---
license: apache-2.0
pipeline_tag: audio-to-audio
---
# ESPERNet
ESPERNet is a set of AI models for audio-to-audio speech processing. The versions available here have been trained on the Mozilla CommonVoice dataset.

**This model is still in development! Weights will be uploaded as soon as hyperparameter tuning and training are complete.**

ESPERNet is built from three models: an encoder, a decoder, and a classifier.
Together, they form a VLGAN architecture.
***(Lee, Je-Yeol & Choi, Sang-Il. (2020). Improvement of Learning Stability of Generative Adversarial Network Using Variational Learning. Applied Sciences. 10. 4528. 10.3390/app10134528. )***

The VAE latent space is split into two parts: a low-dimensional, time-dependent phoneme space and a larger, time-constant style-and-speaker space.
This difference in dimensionality enables the encoder to separate speech content from speaker identity.
***(Xie, Yuying, et al. "Speaker and style disentanglement of speech based on contrastive predictive coding supported factorized variational autoencoder." 2024 32nd European Signal Processing Conference (EUSIPCO). IEEE, 2024.)***

Paired with the decoder, which benefits from adversarial training to produce high-quality outputs, the model can be used for speech transfer from one speaker to another.

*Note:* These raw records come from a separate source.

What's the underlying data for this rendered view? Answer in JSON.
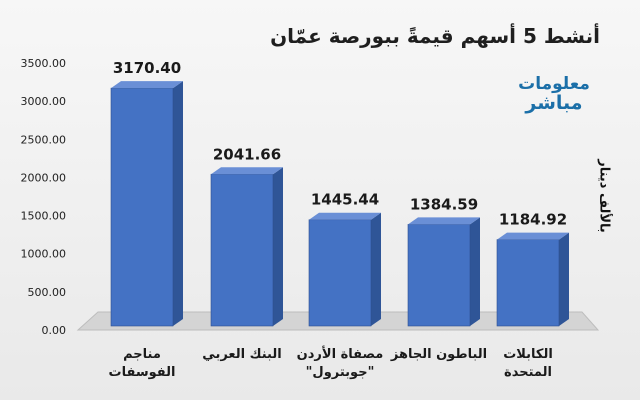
{
  "header": {
    "title": "أنشط 5 أسهم قيمةً ببورصة عمّان",
    "logo_line1": "معلومات",
    "logo_line2": "مباشر",
    "unit_label": "بالألف دينار"
  },
  "colors": {
    "bar_front": "#4472c4",
    "bar_side": "#2f5597",
    "bar_top": "#6a8fd6",
    "floor": "#d4d4d4",
    "axis_text": "#222222",
    "label_text": "#1a1a1a"
  },
  "chart_data": {
    "type": "bar",
    "style": "3d-column",
    "title": "أنشط 5 أسهم قيمةً ببورصة عمّان",
    "ylabel": "بالألف دينار",
    "xlabel": "",
    "ylim": [
      0,
      3500
    ],
    "yticks": [
      "0.00",
      "500.00",
      "1000.00",
      "1500.00",
      "2000.00",
      "2500.00",
      "3000.00",
      "3500.00"
    ],
    "grid": false,
    "legend": "none",
    "categories": [
      [
        "مناجم",
        "الفوسفات"
      ],
      [
        "البنك العربي"
      ],
      [
        "مصفاة الأردن",
        "\"جوبترول\""
      ],
      [
        "الباطون الجاهز"
      ],
      [
        "الكابلات",
        "المتحدة"
      ]
    ],
    "values": [
      3170.4,
      2041.66,
      1445.44,
      1384.59,
      1184.92
    ],
    "value_labels": [
      "3170.40",
      "2041.66",
      "1445.44",
      "1384.59",
      "1184.92"
    ]
  }
}
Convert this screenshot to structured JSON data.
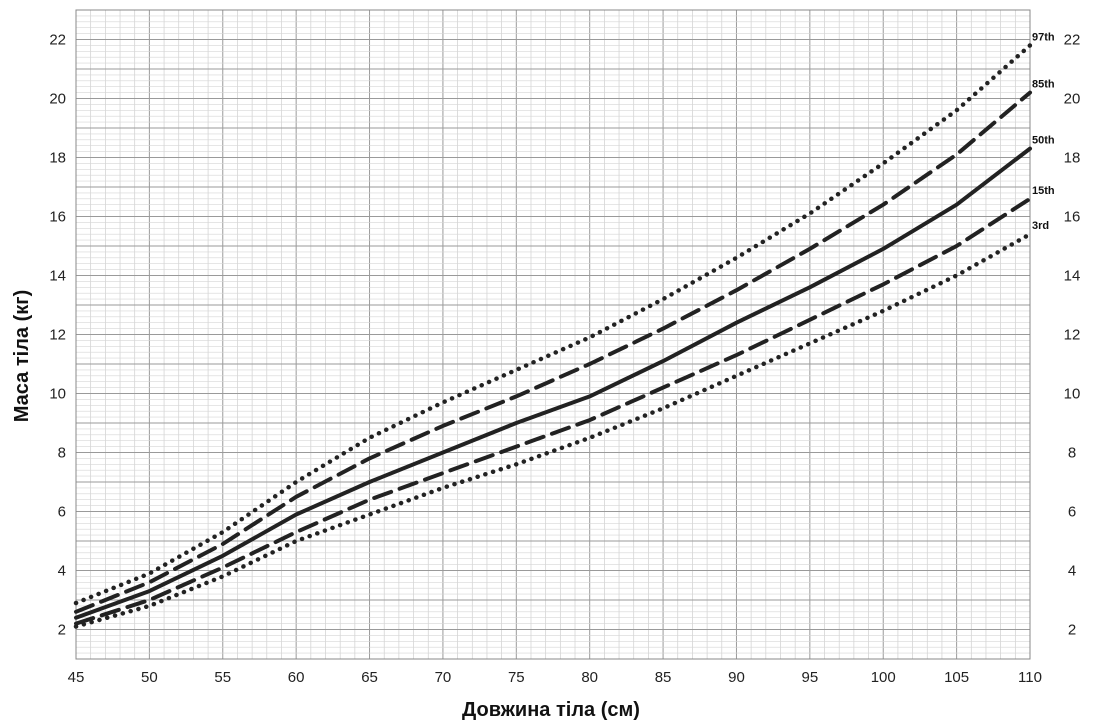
{
  "chart_data": {
    "type": "line",
    "xlabel": "Довжина тіла (см)",
    "ylabel": "Маса тіла (кг)",
    "xlim": [
      45,
      110
    ],
    "ylim": [
      1,
      23
    ],
    "x_ticks": [
      45,
      50,
      55,
      60,
      65,
      70,
      75,
      80,
      85,
      90,
      95,
      100,
      105,
      110
    ],
    "y_ticks": [
      2,
      4,
      6,
      8,
      10,
      12,
      14,
      16,
      18,
      20,
      22
    ],
    "grid": true,
    "y_axis_both_sides": true,
    "x": [
      45,
      50,
      55,
      60,
      65,
      70,
      75,
      80,
      85,
      90,
      95,
      100,
      105,
      110
    ],
    "series": [
      {
        "name": "97th",
        "style": "dotted",
        "values": [
          2.9,
          3.9,
          5.3,
          7.0,
          8.5,
          9.7,
          10.8,
          11.9,
          13.2,
          14.6,
          16.1,
          17.8,
          19.6,
          21.8
        ]
      },
      {
        "name": "85th",
        "style": "dashed",
        "values": [
          2.6,
          3.6,
          4.9,
          6.5,
          7.8,
          8.9,
          9.9,
          11.0,
          12.2,
          13.5,
          14.9,
          16.4,
          18.1,
          20.2
        ]
      },
      {
        "name": "50th",
        "style": "solid",
        "values": [
          2.4,
          3.3,
          4.5,
          5.9,
          7.0,
          8.0,
          9.0,
          9.9,
          11.1,
          12.4,
          13.6,
          14.9,
          16.4,
          18.3
        ]
      },
      {
        "name": "15th",
        "style": "dashed",
        "values": [
          2.2,
          3.0,
          4.1,
          5.3,
          6.4,
          7.3,
          8.2,
          9.1,
          10.2,
          11.3,
          12.5,
          13.7,
          15.0,
          16.6
        ]
      },
      {
        "name": "3rd",
        "style": "dotted",
        "values": [
          2.1,
          2.8,
          3.8,
          5.0,
          5.9,
          6.8,
          7.6,
          8.5,
          9.5,
          10.6,
          11.7,
          12.8,
          14.0,
          15.4
        ]
      }
    ]
  }
}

Unlike most audio-processing networks, ESPERNet uses the ESPER format instead of MEL spectrograms.
That format was designed specifically for speech processing and enables high-quality speech reconstruction without an auxiliary network, as well as a range of effects, augmentations and transforms through [libESPER-V2](https://github.com/CdrSonan/libESPER-V2).

Training and other related scripts are [available on GitHub](https://github.com/CdrSonan/ESPERNet).